Although dreams abound with hallucinatory motion, REM atonia prevents contraction of skeletal muscles for the enactment of motor commands except in the case of REM behavior disorder (see below). However, REM-related activity in basal ganglia may produce the sense of initiated motion, while activity in the cerebellum may produce vestibular sensations such as flying, falling, or moving.
The Activation-Synthesis Hypothesis suggested that the striking visual hallucinations of dreams arise when phasic signals from the brainstem during REM, such as PGO waves, arrive at the cortex through a dedicated visual pathway and are interpreted by the visual cortex as true sensory input (Hobson & McCarley, 1977). Activation of visual association areas during REM by such ascending signals may allow emergence of complex hallucinations of actual objects and persons (Hobson et al., 2000). For example, regions of the ventral stream of visual processing (see Chapter 44), such as the fusiform face area or the parahippocampal place area, increase their activity during REM (Braun et al., 1998). Interestingly, damage to such ventral stream areas can result in nonvisual dreams (Solms, 1997).

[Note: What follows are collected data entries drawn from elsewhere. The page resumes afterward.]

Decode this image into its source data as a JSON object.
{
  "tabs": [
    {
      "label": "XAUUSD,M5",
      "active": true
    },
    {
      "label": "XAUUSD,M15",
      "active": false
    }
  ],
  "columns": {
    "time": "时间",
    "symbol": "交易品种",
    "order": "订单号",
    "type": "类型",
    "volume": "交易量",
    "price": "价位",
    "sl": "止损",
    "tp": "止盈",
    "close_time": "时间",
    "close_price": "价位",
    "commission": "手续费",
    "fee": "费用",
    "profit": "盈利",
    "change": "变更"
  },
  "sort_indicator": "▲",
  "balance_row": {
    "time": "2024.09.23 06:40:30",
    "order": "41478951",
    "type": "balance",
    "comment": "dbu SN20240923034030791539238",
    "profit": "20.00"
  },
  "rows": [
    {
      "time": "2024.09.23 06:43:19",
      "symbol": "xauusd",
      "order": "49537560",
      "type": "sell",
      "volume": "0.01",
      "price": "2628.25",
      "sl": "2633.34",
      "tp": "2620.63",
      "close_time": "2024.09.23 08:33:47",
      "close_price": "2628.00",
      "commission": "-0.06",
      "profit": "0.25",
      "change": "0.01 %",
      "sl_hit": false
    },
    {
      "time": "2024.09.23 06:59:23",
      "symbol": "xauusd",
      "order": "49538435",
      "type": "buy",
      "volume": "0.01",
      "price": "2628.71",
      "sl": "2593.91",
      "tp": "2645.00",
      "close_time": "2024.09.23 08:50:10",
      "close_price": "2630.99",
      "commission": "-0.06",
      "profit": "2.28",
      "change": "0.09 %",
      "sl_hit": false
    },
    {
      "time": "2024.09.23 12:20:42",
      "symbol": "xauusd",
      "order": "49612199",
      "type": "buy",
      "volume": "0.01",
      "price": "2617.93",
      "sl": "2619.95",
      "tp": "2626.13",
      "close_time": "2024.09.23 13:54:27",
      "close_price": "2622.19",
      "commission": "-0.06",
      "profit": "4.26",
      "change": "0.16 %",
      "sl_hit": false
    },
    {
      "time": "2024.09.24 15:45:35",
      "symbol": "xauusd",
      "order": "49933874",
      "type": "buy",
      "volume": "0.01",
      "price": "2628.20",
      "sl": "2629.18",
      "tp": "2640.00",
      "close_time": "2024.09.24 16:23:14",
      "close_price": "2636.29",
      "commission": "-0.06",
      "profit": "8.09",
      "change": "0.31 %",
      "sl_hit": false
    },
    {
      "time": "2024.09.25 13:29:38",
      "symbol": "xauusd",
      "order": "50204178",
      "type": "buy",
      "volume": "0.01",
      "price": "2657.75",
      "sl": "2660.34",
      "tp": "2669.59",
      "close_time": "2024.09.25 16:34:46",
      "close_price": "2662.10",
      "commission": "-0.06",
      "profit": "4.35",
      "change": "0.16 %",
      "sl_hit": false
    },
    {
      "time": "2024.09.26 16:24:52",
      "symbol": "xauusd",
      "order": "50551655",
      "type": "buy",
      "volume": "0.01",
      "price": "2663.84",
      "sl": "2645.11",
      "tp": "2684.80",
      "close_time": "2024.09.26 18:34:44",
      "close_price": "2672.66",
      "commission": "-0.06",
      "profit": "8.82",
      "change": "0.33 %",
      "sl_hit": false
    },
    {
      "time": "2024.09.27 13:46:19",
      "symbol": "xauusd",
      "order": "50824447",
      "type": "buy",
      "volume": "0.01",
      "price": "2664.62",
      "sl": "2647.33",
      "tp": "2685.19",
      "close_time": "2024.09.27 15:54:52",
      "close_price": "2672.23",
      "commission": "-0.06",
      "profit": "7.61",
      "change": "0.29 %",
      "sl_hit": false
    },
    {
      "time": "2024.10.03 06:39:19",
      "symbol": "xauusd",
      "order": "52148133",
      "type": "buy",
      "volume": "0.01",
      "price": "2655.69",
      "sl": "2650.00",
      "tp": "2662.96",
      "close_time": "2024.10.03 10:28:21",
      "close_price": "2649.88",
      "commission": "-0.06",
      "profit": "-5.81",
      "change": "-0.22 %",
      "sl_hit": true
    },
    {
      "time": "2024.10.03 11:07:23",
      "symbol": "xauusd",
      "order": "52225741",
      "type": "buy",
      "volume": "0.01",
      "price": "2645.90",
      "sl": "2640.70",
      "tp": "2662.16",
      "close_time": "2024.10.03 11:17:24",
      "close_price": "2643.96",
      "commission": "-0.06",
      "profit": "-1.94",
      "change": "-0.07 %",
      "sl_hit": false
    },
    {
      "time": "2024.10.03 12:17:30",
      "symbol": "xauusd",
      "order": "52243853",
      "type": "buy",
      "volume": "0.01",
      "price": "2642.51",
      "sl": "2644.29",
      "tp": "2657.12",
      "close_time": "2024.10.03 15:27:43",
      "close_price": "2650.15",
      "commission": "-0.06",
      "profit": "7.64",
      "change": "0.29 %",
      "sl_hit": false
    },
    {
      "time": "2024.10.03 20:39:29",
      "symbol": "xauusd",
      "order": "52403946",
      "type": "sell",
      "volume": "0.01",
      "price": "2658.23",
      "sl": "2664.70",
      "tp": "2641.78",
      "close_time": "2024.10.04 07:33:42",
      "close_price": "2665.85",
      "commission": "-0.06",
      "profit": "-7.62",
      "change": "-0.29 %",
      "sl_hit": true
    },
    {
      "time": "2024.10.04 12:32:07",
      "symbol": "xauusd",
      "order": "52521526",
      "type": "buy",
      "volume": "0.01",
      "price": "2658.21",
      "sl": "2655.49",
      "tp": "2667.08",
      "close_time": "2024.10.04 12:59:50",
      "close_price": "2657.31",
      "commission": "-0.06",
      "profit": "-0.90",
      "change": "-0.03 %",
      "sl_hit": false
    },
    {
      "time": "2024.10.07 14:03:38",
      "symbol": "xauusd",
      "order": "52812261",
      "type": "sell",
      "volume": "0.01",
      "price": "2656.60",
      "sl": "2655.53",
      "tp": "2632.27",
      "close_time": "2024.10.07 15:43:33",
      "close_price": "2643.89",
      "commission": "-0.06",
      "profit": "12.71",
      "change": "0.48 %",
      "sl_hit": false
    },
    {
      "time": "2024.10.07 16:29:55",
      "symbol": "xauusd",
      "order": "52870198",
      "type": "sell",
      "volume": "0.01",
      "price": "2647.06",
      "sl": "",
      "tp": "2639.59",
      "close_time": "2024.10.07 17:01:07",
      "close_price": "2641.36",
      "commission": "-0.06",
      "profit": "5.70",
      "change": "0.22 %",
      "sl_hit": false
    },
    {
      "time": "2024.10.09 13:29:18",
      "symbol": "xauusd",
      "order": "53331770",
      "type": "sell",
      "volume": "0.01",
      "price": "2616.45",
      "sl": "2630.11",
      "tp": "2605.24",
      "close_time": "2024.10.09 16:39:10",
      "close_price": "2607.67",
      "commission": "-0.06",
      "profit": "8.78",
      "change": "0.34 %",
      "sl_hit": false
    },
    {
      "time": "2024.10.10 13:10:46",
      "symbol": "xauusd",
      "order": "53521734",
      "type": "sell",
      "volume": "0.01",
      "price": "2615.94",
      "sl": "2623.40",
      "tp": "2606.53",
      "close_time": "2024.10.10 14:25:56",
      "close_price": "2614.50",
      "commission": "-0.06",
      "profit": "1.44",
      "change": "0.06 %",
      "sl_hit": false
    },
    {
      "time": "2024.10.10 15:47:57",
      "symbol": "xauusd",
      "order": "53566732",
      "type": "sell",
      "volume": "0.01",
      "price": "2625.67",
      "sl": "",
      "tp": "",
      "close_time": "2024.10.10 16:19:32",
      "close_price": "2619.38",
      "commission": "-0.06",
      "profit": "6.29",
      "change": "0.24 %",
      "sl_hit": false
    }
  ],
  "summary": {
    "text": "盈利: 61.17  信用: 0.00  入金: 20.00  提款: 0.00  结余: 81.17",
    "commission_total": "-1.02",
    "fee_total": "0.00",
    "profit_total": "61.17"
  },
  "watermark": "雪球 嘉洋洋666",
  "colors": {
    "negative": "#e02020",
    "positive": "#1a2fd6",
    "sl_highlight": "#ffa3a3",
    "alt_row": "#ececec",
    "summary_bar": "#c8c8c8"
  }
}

Much, however, remains unexplained. For example, why are dream hallucinations integrated into elaborate plots in the absence of higher-order functions that, in waking, would be needed to create a coherent story? Similarly, why should damage to the inferior parietal cortex result in dream cessation when this area is among those that remain deactivated during REM? And, of course, how are dreams generated in NREM sleep?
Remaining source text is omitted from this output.